This season, Latvian State Forests (LVM) has recorded several cases of birch trees being illegally tapped on property managed by LVM. Fines for this activity may reach as high as 700 euros the company informed LETA.
Now that the weather is becoming warmer, people are beginning to collect birch sap, an activity closely monitored by LVM. In the Baltic countries, many people drink both fresh and naturally fermented birch sap in the period between winter and spring. The drink is thought to have many detoxifying and purifying effects. Last week, LVM Security and Control Department operatives came across 22 holes in several birch trees. The perpetrator was established on March 23, and he has admitted his crime.

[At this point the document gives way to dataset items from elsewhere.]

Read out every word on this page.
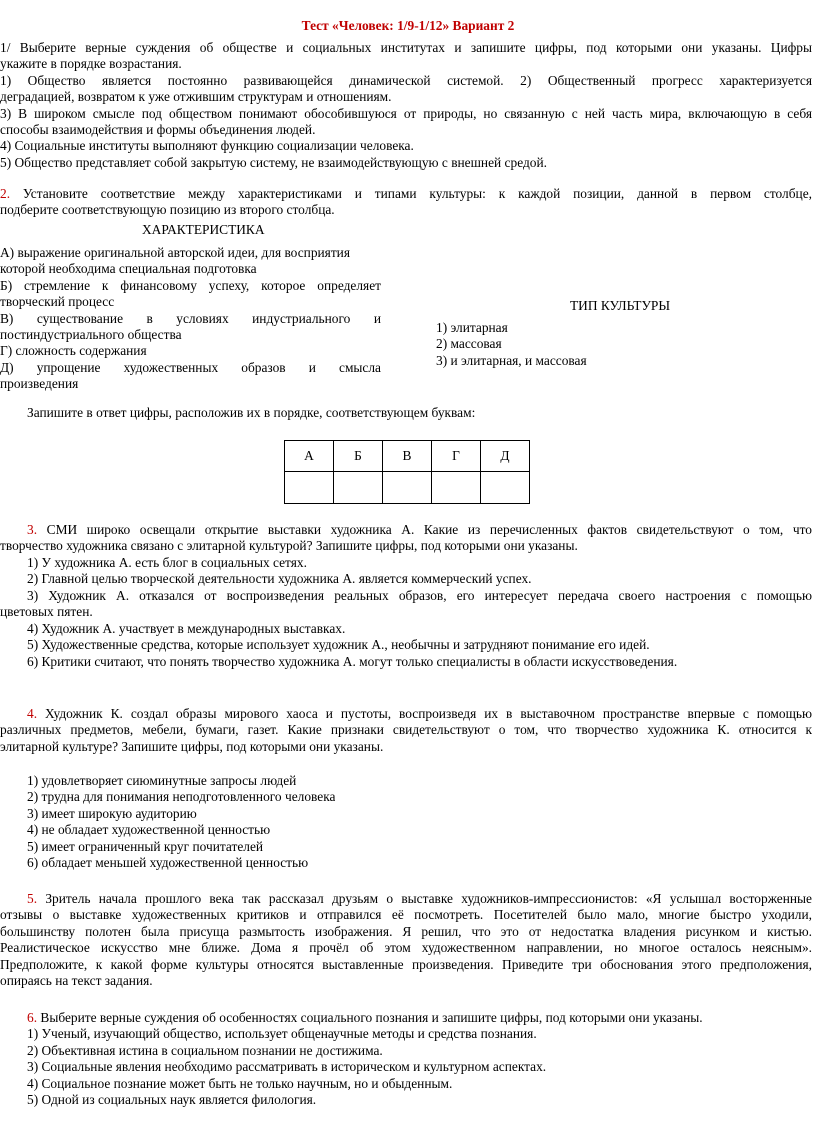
Тест «Человек: 1/9-1/12» Вариант 2
1/ Выберите верные суждения об обществе и социальных институтах и запишите цифры, под которыми они указаны. Цифры
укажите в порядке возрастания.
1) Общество является постоянно развивающейся динамической системой. 2) Общественный прогресс характеризуется
деградацией, возвратом к уже отжившим структурам и отношениям.
3) В широком смысле под обществом понимают обособившуюся от природы, но связанную с ней часть мира, включающую в себя
способы взаимодействия и формы объединения людей.
4) Социальные институты выполняют функцию социализации человека.
5) Общество представляет собой закрытую систему, не взаимодействующую с внешней средой.
2. Установите соответствие между характеристиками и типами культуры: к каждой позиции, данной в первом столбце,
подберите соответствующую позицию из второго столбца.
ХАРАКТЕРИСТИКА
А) выражение оригинальной авторской идеи, для восприятия
которой необходима специальная подготовка
Б) стремление к финансовому успеху, которое определяет
творческий процесс
В) существование в условиях индустриального и
постиндустриального общества
Г) сложность содержания
Д) упрощение художественных образов и смысла
произведения
ТИП КУЛЬТУРЫ
1) элитарная
2) массовая
3) и элитарная, и массовая
Запишите в ответ цифры, расположив их в порядке, соответствующем буквам:
А	Б	В	Г	Д

3. СМИ широко освещали открытие выставки художника А. Какие из перечисленных фактов свидетельствуют о том, что
творчество художника связано с элитарной культурой? Запишите цифры, под которыми они указаны.
1) У художника А. есть блог в социальных сетях.
2) Главной целью творческой деятельности художника А. является коммерческий успех.
3) Художник А. отказался от воспроизведения реальных образов, его интересует передача своего настроения с помощью
цветовых пятен.
4) Художник А. участвует в международных выставках.
5) Художественные средства, которые использует художник А., необычны и затрудняют понимание его идей.
6) Критики считают, что понять творчество художника А. могут только специалисты в области искусствоведения.
4. Художник К. создал образы мирового хаоса и пустоты, воспроизведя их в выставочном пространстве впервые с помощью
различных предметов, мебели, бумаги, газет. Какие признаки свидетельствуют о том, что творчество художника К. относится к
элитарной культуре? Запишите цифры, под которыми они указаны.
1) удовлетворяет сиюминутные запросы людей
2) трудна для понимания неподготовленного человека
3) имеет широкую аудиторию
4) не обладает художественной ценностью
5) имеет ограниченный круг почитателей
6) обладает меньшей художественной ценностью
5. Зритель начала прошлого века так рассказал друзьям о выставке художников-импрессионистов: «Я услышал восторженные
отзывы о выставке художественных критиков и отправился её посмотреть. Посетителей было мало, многие быстро уходили,
большинству полотен была присуща размытость изображения. Я решил, что это от недостатка владения рисунком и кистью.
Реалистическое искусство мне ближе. Дома я прочёл об этом художественном направлении, но многое осталось неясным».
Предположите, к какой форме культуры относятся выставленные произведения. Приведите три обоснования этого предположения,
опираясь на текст задания.
6. Выберите верные суждения об особенностях социального познания и запишите цифры, под которыми они указаны.
1) Ученый, изучающий общество, использует общенаучные методы и средства познания.
2) Объективная истина в социальном познании не достижима.
3) Социальные явления необходимо рассматривать в историческом и культурном аспектах.
4) Социальное познание может быть не только научным, но и обыденным.
5) Одной из социальных наук является филология.
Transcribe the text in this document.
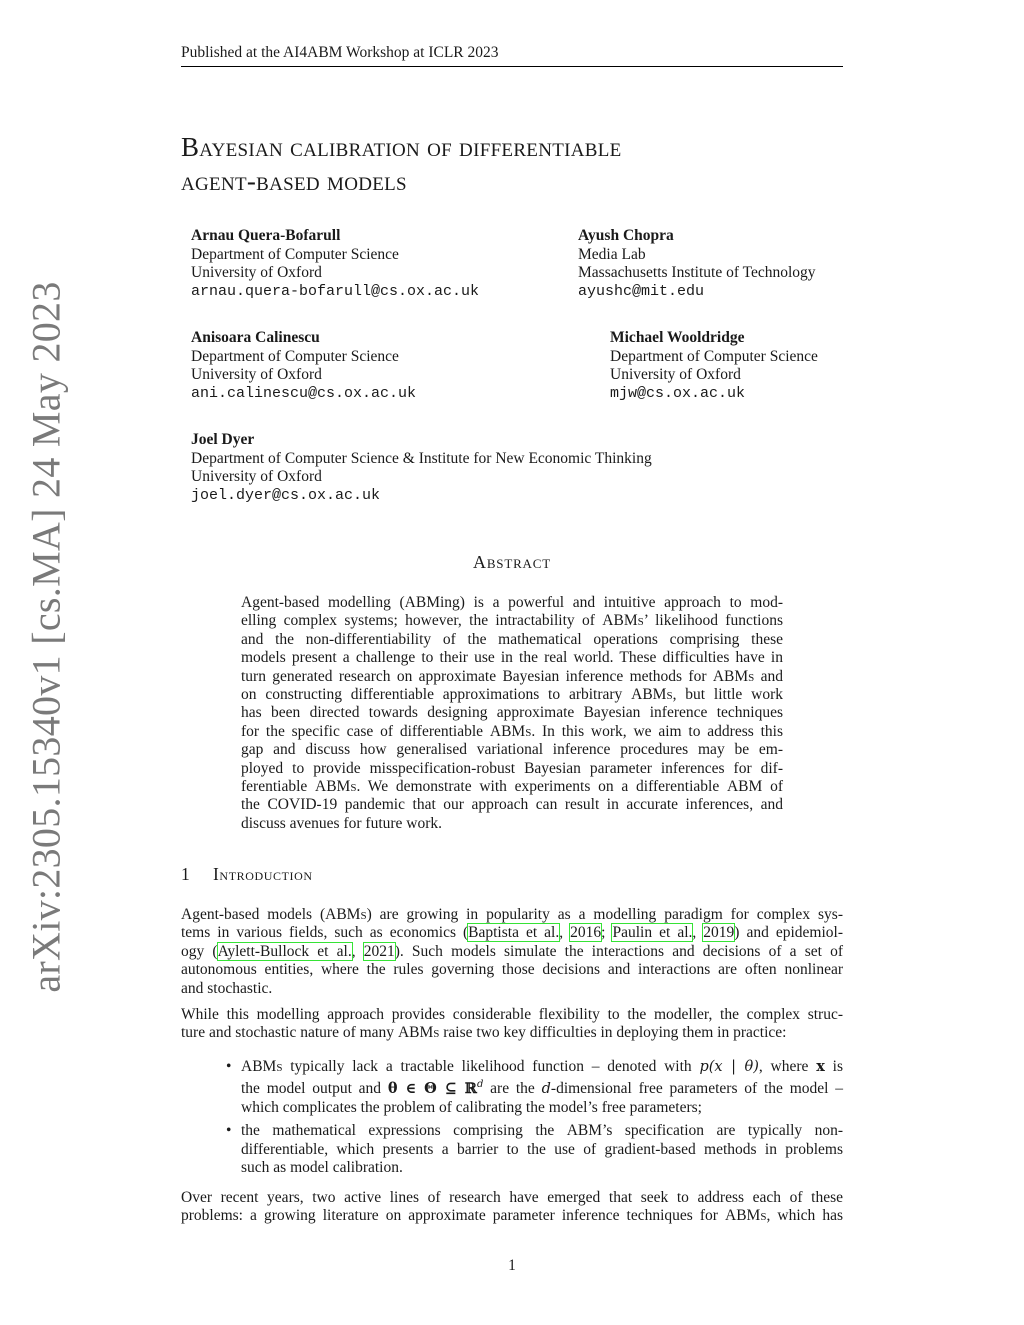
Published at the AI4ABM Workshop at ICLR 2023
arXiv:2305.15340v1 [cs.MA] 24 May 2023
Bayesian calibration of differentiable
agent-based models
Arnau Quera-Bofarull
Department of Computer Science
University of Oxford
arnau.quera-bofarull@cs.ox.ac.uk
Ayush Chopra
Media Lab
Massachusetts Institute of Technology
ayushc@mit.edu
Anisoara Calinescu
Department of Computer Science
University of Oxford
ani.calinescu@cs.ox.ac.uk
Michael Wooldridge
Department of Computer Science
University of Oxford
mjw@cs.ox.ac.uk
Joel Dyer
Department of Computer Science & Institute for New Economic Thinking
University of Oxford
joel.dyer@cs.ox.ac.uk
Abstract
Agent-based modelling (ABMing) is a powerful and intuitive approach to mod-
elling complex systems; however, the intractability of ABMs’ likelihood functions
and the non-differentiability of the mathematical operations comprising these
models present a challenge to their use in the real world. These difficulties have in
turn generated research on approximate Bayesian inference methods for ABMs and
on constructing differentiable approximations to arbitrary ABMs, but little work
has been directed towards designing approximate Bayesian inference techniques
for the specific case of differentiable ABMs. In this work, we aim to address this
gap and discuss how generalised variational inference procedures may be em-
ployed to provide misspecification-robust Bayesian parameter inferences for dif-
ferentiable ABMs. We demonstrate with experiments on a differentiable ABM of
the COVID-19 pandemic that our approach can result in accurate inferences, and
discuss avenues for future work.
1 Introduction
Agent-based models (ABMs) are growing in popularity as a modelling paradigm for complex sys-
tems in various fields, such as economics (Baptista et al., 2016; Paulin et al., 2019) and epidemiol-
ogy (Aylett-Bullock et al., 2021). Such models simulate the interactions and decisions of a set of
autonomous entities, where the rules governing those decisions and interactions are often nonlinear
and stochastic.
While this modelling approach provides considerable flexibility to the modeller, the complex struc-
ture and stochastic nature of many ABMs raise two key difficulties in deploying them in practice:
• ABMs typically lack a tractable likelihood function – denoted with p(x | θ), where x is
the model output and θ ∈ Θ ⊆ ℝ$^d$ are the d-dimensional free parameters of the model –
which complicates the problem of calibrating the model’s free parameters;
• the mathematical expressions comprising the ABM’s specification are typically non-
differentiable, which presents a barrier to the use of gradient-based methods in problems
such as model calibration.
Over recent years, two active lines of research have emerged that seek to address each of these
problems: a growing literature on approximate parameter inference techniques for ABMs, which has
1
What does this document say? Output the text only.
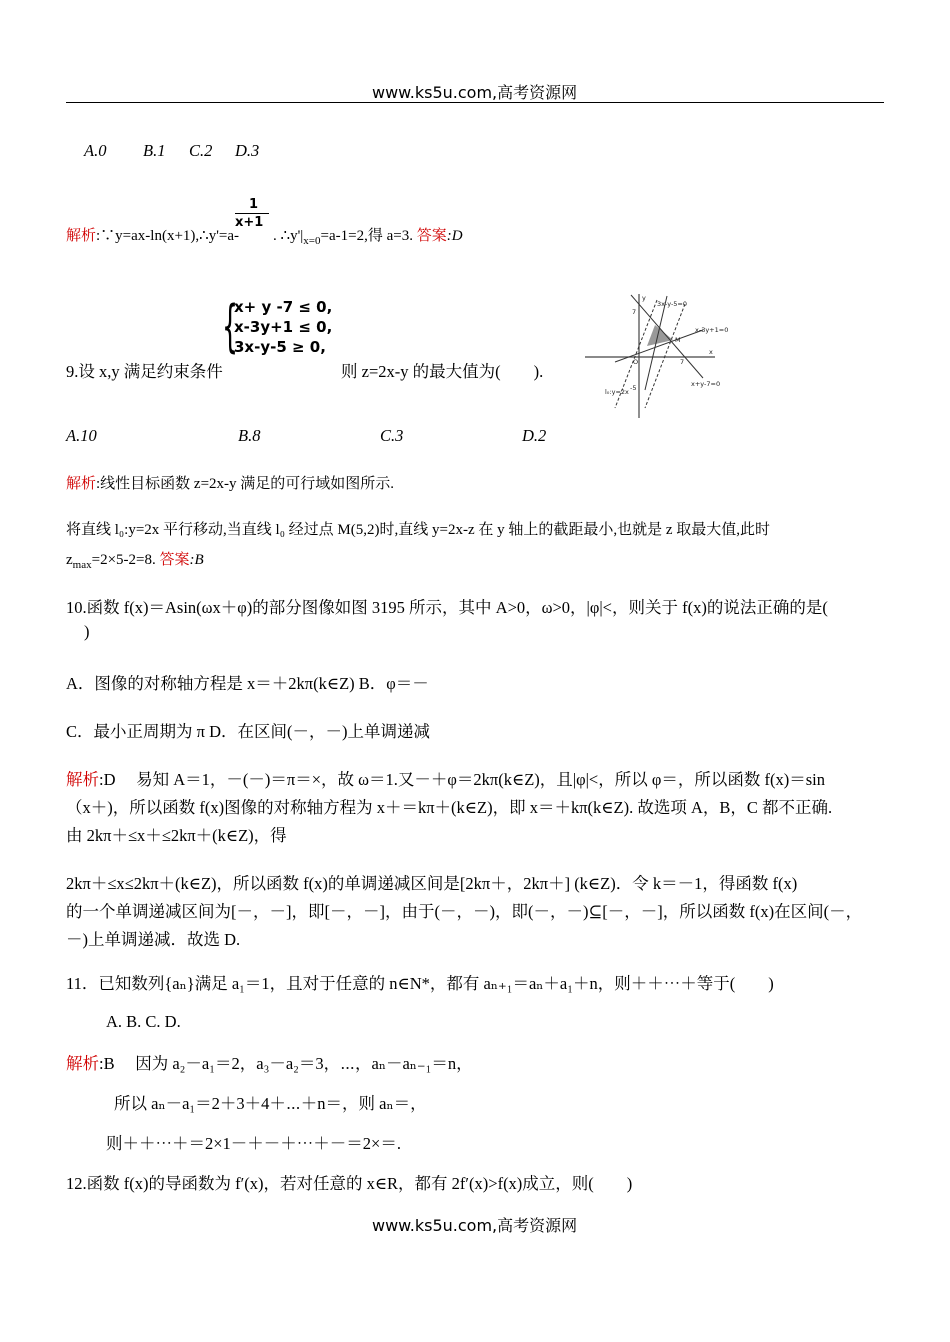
www.ks5u.com,高考资源网
A.0 B.1 C.2 D.3
解析:∵y=ax-ln(x+1),∴y'=a- $\frac{1}{x+1}$ . $\therefore y'|_{x=0}=a-1=2$,得 a=3. 答案:D
9.设 x,y 满足约束条件
{
x+ y -7 ≤ 0,
x-3y+1 ≤ 0,
3x-y-5 ≥ 0,
则 z=2x-y 的最大值为(　　).
3x-y-5=0
x-3y+1=0
x+y-7=0
l₀:y=2x
M
7
7
-5
x
y
O
A.10	B.8	C.3	D.2
解析:线性目标函数 z=2x-y 满足的可行域如图所示.
将直线 l₀:y=2x 平行移动,当直线 l₀ 经过点 M(5,2)时,直线 y=2x-z 在 y 轴上的截距最小,也就是 z 取最大值,此时
$z_{max}=2\times 5-2=8$. 答案:B
10.函数 f(x)＝Asin(ωx＋φ)的部分图像如图 3195 所示，其中 A>0，ω>0，|φ|<，则关于 f(x)的说法正确的是(
)
A．图像的对称轴方程是 x＝＋2kπ(k∈Z) B．φ＝－
C．最小正周期为 π D．在区间(－，－)上单调递减
解析:D　 易知 A＝1，－(－)＝π＝×，故 ω＝1.又－＋φ＝2kπ(k∈Z)，且|φ|<，所以 φ＝，所以函数 f(x)＝sin
（x＋)，所以函数 f(x)图像的对称轴方程为 x＋＝kπ＋(k∈Z)，即 x＝＋kπ(k∈Z). 故选项 A，B，C 都不正确.
由 2kπ＋≤x＋≤2kπ＋(k∈Z)，得
2kπ＋≤x≤2kπ＋(k∈Z)，所以函数 f(x)的单调递减区间是[2kπ＋，2kπ＋] (k∈Z)．令 k＝－1，得函数 f(x)
的一个单调递减区间为[－，－]，即[－，－]，由于(－，－)，即(－，－)⊆[－，－]，所以函数 f(x)在区间(－，
－)上单调递减．故选 D.
11．已知数列{aₙ}满足 a₁＝1，且对于任意的 n∈N*，都有 aₙ₊₁＝aₙ＋a₁＋n，则＋＋⋯＋等于(　　)
A. B. C. D.
解析:B　 因为 a₂－a₁＝2，a₃－a₂＝3，⋯，aₙ－aₙ₋₁＝n，
所以 aₙ－a₁＝2＋3＋4＋⋯＋n＝，则 aₙ＝，
则＋＋⋯＋＝2×1－＋－＋⋯＋－＝2×＝.
12.函数 f(x)的导函数为 f′(x)，若对任意的 x∈R，都有 2f′(x)>f(x)成立，则(　　)
www.ks5u.com,高考资源网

The offender initially claimed that the sap, which was found in extra-large-sized rubbish bags, was being collected for personal consumption. In one day it is possible to fill two buckets, which amounts to about 20 litres.
Evidence collected at the scene will be forwarded to the State Forest Service for processing an administrative offence for unwarranted damage to flora. The fine for this will be between 70 and 700 euros.
There are several laws that must be followed while collecting birch sap to ensure that the tree remains unscathed.
Just one tree can be tapped for private consumption by any one person on each property managed by LVM. The hole must be made at least 50 centimeters from ground and on a tree of at least 40 centimetres in diameter; furthermore, it should not exceed 5 centimetres in depth as the sap flows under the bark.
If a resident wants to tap several holes, he or she must take care of payment according to LVM's price list. A sales contract is signed, and LVM specifies where the tree can be tapped so that the least amount of damage is inflicted. In order to receive such permission, residents are urged to contact the LVM authority that manages the particular territory.